1. Comparing the shares outstanding for each company, does the relative inflator and deflator used result in LUNN deflated newco shares representing 26% of all newco shares?

2. Assuming that is the case, how was it determined that LUNN is valued at approximately 1/3 of TPG (i.e. represents approximately 1/4 the value of newco vis a vis TPG's 3/4) - is it relative sales,
assets, earnings? How was that determined and does it make sense?

As regards the reverse split vs reverse merger discussion, my comment would be that a duck is a duck. Whether the motives for the reverse split (presumably to accommodate the merger) are "good" or "bad" depends on the ratios used to build newco.

I know this isn't the most elegantly phrased set of questions. Time, however, is running out and I still have my day job to attend to. Based upon results of my most recent stock decisions, I can't afford to ignore my day job.

An aside. I have been involved in two merger situations as a shareholder, both favorably impacting the merging entities. The first, MXP and PDP resulting in newco PXD used PDP (a publicly traded company) as the base value. Newco shares were 1/1 for PDP shareholders, and 1/5 (give or take, can't remember exact numbers) for MXP shareholders. The merged market price (and street's "take" on the merits of the merger) was easy to calculate on a daily basis, just follow PDP's share price.
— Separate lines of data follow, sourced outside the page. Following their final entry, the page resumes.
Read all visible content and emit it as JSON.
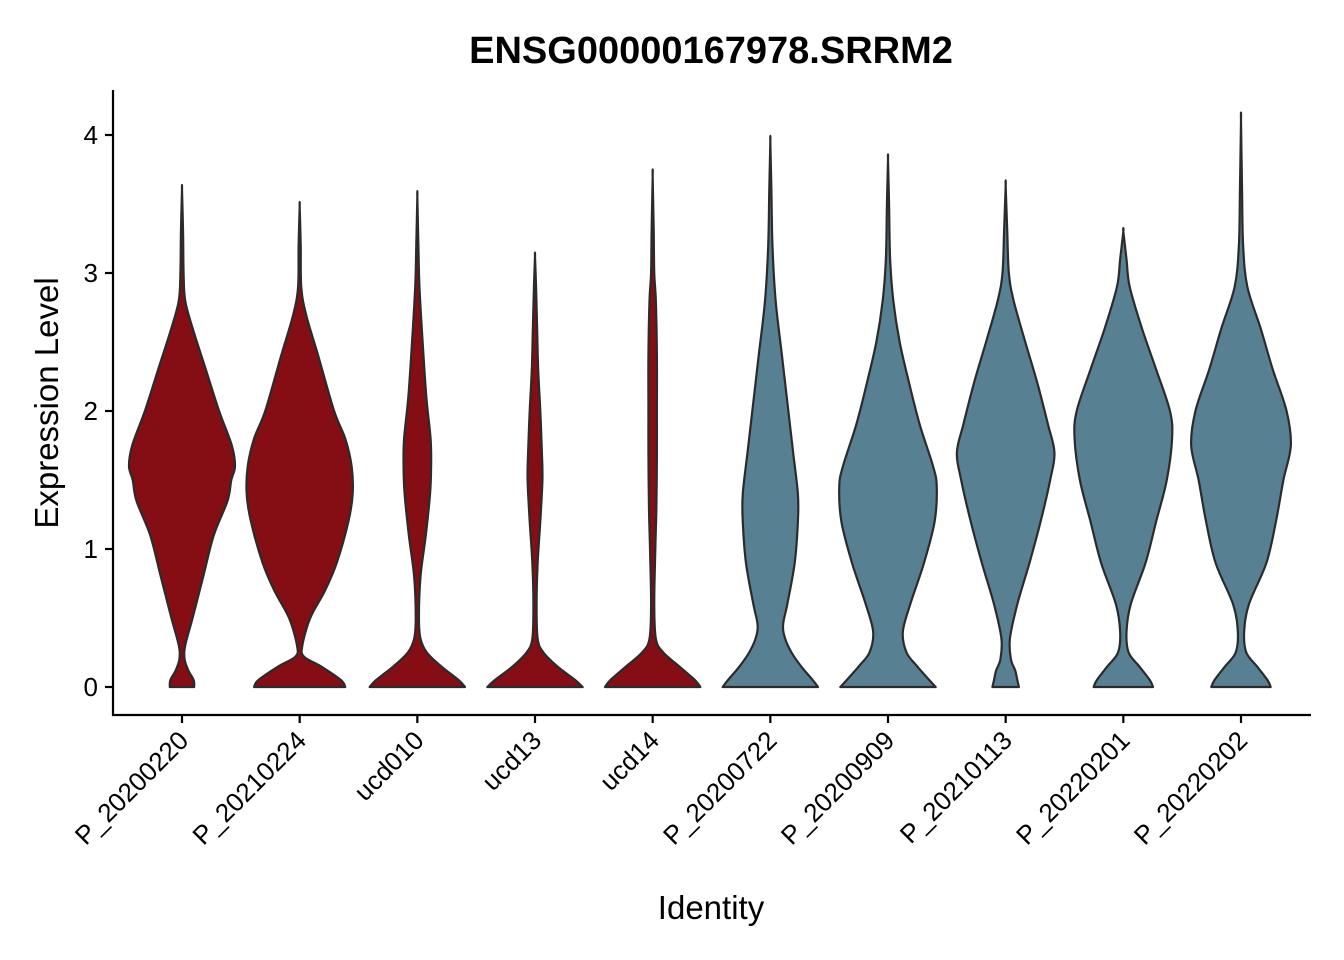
{
  "chart_data": {
    "type": "violin",
    "title": "ENSG00000167978.SRRM2",
    "xlabel": "Identity",
    "ylabel": "Expression Level",
    "ylim": [
      -0.2,
      4.3
    ],
    "yticks": [
      0,
      1,
      2,
      3,
      4
    ],
    "grid": false,
    "legend": "none",
    "categories": [
      "P_20200220",
      "P_20210224",
      "ucd010",
      "ucd13",
      "ucd14",
      "P_20200722",
      "P_20200909",
      "P_20210113",
      "P_20220201",
      "P_20220202"
    ],
    "colors": [
      "#850e15",
      "#850e15",
      "#850e15",
      "#850e15",
      "#850e15",
      "#578193",
      "#578193",
      "#578193",
      "#578193",
      "#578193"
    ],
    "series": [
      {
        "category": "P_20200220",
        "max": 3.6,
        "profile": [
          [
            0,
            0.23
          ],
          [
            0.05,
            0.22
          ],
          [
            0.12,
            0.12
          ],
          [
            0.2,
            0.05
          ],
          [
            0.3,
            0.06
          ],
          [
            0.5,
            0.2
          ],
          [
            0.8,
            0.4
          ],
          [
            1.1,
            0.6
          ],
          [
            1.35,
            0.86
          ],
          [
            1.5,
            0.93
          ],
          [
            1.6,
            1.0
          ],
          [
            1.75,
            0.94
          ],
          [
            2.0,
            0.7
          ],
          [
            2.3,
            0.45
          ],
          [
            2.6,
            0.2
          ],
          [
            2.8,
            0.06
          ],
          [
            3.0,
            0.03
          ],
          [
            3.3,
            0.02
          ],
          [
            3.6,
            0.0
          ]
        ]
      },
      {
        "category": "P_20210224",
        "max": 3.48,
        "profile": [
          [
            0,
            0.86
          ],
          [
            0.05,
            0.78
          ],
          [
            0.15,
            0.4
          ],
          [
            0.22,
            0.08
          ],
          [
            0.3,
            0.05
          ],
          [
            0.5,
            0.2
          ],
          [
            0.7,
            0.48
          ],
          [
            0.9,
            0.7
          ],
          [
            1.2,
            0.92
          ],
          [
            1.4,
            1.0
          ],
          [
            1.6,
            0.98
          ],
          [
            1.8,
            0.86
          ],
          [
            2.0,
            0.65
          ],
          [
            2.4,
            0.35
          ],
          [
            2.7,
            0.12
          ],
          [
            2.9,
            0.03
          ],
          [
            3.2,
            0.02
          ],
          [
            3.48,
            0.0
          ]
        ]
      },
      {
        "category": "ucd010",
        "max": 3.55,
        "profile": [
          [
            0,
            0.9
          ],
          [
            0.05,
            0.78
          ],
          [
            0.15,
            0.45
          ],
          [
            0.25,
            0.18
          ],
          [
            0.35,
            0.06
          ],
          [
            0.5,
            0.03
          ],
          [
            0.8,
            0.06
          ],
          [
            1.1,
            0.16
          ],
          [
            1.4,
            0.24
          ],
          [
            1.6,
            0.26
          ],
          [
            1.8,
            0.25
          ],
          [
            2.1,
            0.17
          ],
          [
            2.5,
            0.1
          ],
          [
            2.9,
            0.04
          ],
          [
            3.2,
            0.02
          ],
          [
            3.55,
            0.0
          ]
        ]
      },
      {
        "category": "ucd13",
        "max": 3.12,
        "profile": [
          [
            0,
            0.9
          ],
          [
            0.05,
            0.76
          ],
          [
            0.15,
            0.42
          ],
          [
            0.25,
            0.16
          ],
          [
            0.35,
            0.05
          ],
          [
            0.6,
            0.03
          ],
          [
            0.9,
            0.05
          ],
          [
            1.2,
            0.1
          ],
          [
            1.5,
            0.14
          ],
          [
            1.7,
            0.13
          ],
          [
            2.0,
            0.1
          ],
          [
            2.3,
            0.06
          ],
          [
            2.6,
            0.04
          ],
          [
            2.9,
            0.02
          ],
          [
            3.12,
            0.0
          ]
        ]
      },
      {
        "category": "ucd14",
        "max": 3.7,
        "profile": [
          [
            0,
            0.9
          ],
          [
            0.05,
            0.8
          ],
          [
            0.15,
            0.5
          ],
          [
            0.25,
            0.2
          ],
          [
            0.35,
            0.06
          ],
          [
            0.6,
            0.03
          ],
          [
            1.0,
            0.05
          ],
          [
            1.3,
            0.07
          ],
          [
            1.7,
            0.08
          ],
          [
            2.0,
            0.08
          ],
          [
            2.4,
            0.08
          ],
          [
            2.8,
            0.06
          ],
          [
            3.0,
            0.03
          ],
          [
            3.3,
            0.02
          ],
          [
            3.7,
            0.0
          ]
        ]
      },
      {
        "category": "P_20200722",
        "max": 3.95,
        "profile": [
          [
            0,
            0.9
          ],
          [
            0.05,
            0.8
          ],
          [
            0.15,
            0.58
          ],
          [
            0.25,
            0.4
          ],
          [
            0.35,
            0.28
          ],
          [
            0.45,
            0.24
          ],
          [
            0.6,
            0.32
          ],
          [
            0.9,
            0.46
          ],
          [
            1.2,
            0.52
          ],
          [
            1.4,
            0.52
          ],
          [
            1.7,
            0.43
          ],
          [
            2.0,
            0.34
          ],
          [
            2.4,
            0.22
          ],
          [
            2.8,
            0.1
          ],
          [
            3.2,
            0.04
          ],
          [
            3.6,
            0.02
          ],
          [
            3.95,
            0.0
          ]
        ]
      },
      {
        "category": "P_20200909",
        "max": 3.82,
        "profile": [
          [
            0,
            0.9
          ],
          [
            0.05,
            0.78
          ],
          [
            0.15,
            0.55
          ],
          [
            0.25,
            0.35
          ],
          [
            0.4,
            0.28
          ],
          [
            0.6,
            0.42
          ],
          [
            0.9,
            0.68
          ],
          [
            1.2,
            0.88
          ],
          [
            1.45,
            0.92
          ],
          [
            1.6,
            0.85
          ],
          [
            1.9,
            0.6
          ],
          [
            2.2,
            0.4
          ],
          [
            2.5,
            0.22
          ],
          [
            2.8,
            0.1
          ],
          [
            3.1,
            0.04
          ],
          [
            3.5,
            0.02
          ],
          [
            3.82,
            0.0
          ]
        ]
      },
      {
        "category": "P_20210113",
        "max": 3.63,
        "profile": [
          [
            0,
            0.25
          ],
          [
            0.05,
            0.22
          ],
          [
            0.12,
            0.18
          ],
          [
            0.2,
            0.1
          ],
          [
            0.35,
            0.08
          ],
          [
            0.6,
            0.22
          ],
          [
            0.9,
            0.45
          ],
          [
            1.2,
            0.66
          ],
          [
            1.5,
            0.84
          ],
          [
            1.7,
            0.92
          ],
          [
            1.9,
            0.8
          ],
          [
            2.2,
            0.6
          ],
          [
            2.5,
            0.37
          ],
          [
            2.8,
            0.15
          ],
          [
            3.0,
            0.06
          ],
          [
            3.3,
            0.03
          ],
          [
            3.63,
            0.0
          ]
        ]
      },
      {
        "category": "P_20220201",
        "max": 3.3,
        "profile": [
          [
            0,
            0.56
          ],
          [
            0.05,
            0.5
          ],
          [
            0.15,
            0.3
          ],
          [
            0.25,
            0.1
          ],
          [
            0.4,
            0.06
          ],
          [
            0.6,
            0.14
          ],
          [
            0.9,
            0.42
          ],
          [
            1.2,
            0.62
          ],
          [
            1.5,
            0.82
          ],
          [
            1.8,
            0.92
          ],
          [
            2.0,
            0.88
          ],
          [
            2.3,
            0.62
          ],
          [
            2.6,
            0.35
          ],
          [
            2.9,
            0.12
          ],
          [
            3.1,
            0.06
          ],
          [
            3.3,
            0.0
          ]
        ]
      },
      {
        "category": "P_20220202",
        "max": 4.1,
        "profile": [
          [
            0,
            0.56
          ],
          [
            0.05,
            0.5
          ],
          [
            0.15,
            0.3
          ],
          [
            0.25,
            0.1
          ],
          [
            0.4,
            0.06
          ],
          [
            0.6,
            0.15
          ],
          [
            0.9,
            0.48
          ],
          [
            1.2,
            0.66
          ],
          [
            1.5,
            0.8
          ],
          [
            1.75,
            0.94
          ],
          [
            2.0,
            0.86
          ],
          [
            2.3,
            0.6
          ],
          [
            2.6,
            0.37
          ],
          [
            2.9,
            0.12
          ],
          [
            3.2,
            0.04
          ],
          [
            3.6,
            0.02
          ],
          [
            4.1,
            0.0
          ]
        ]
      }
    ]
  }
}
The second (ELEX and SANM) is an acquisition. Again, the acquired company's shares were given a fixed ratio (to be converted on merger date) to acquiring company's shares. The acquiring company never stopped trading so again, street response to relative value set by merging companies easy to calculate - just follow acquiring company's share price.

I don't see how we can monitor street's take on this one. Therefore, to my mind, crucial to know if the resulting company truly reflective of the relative values of the two merging entities. Hence, earlier uestions.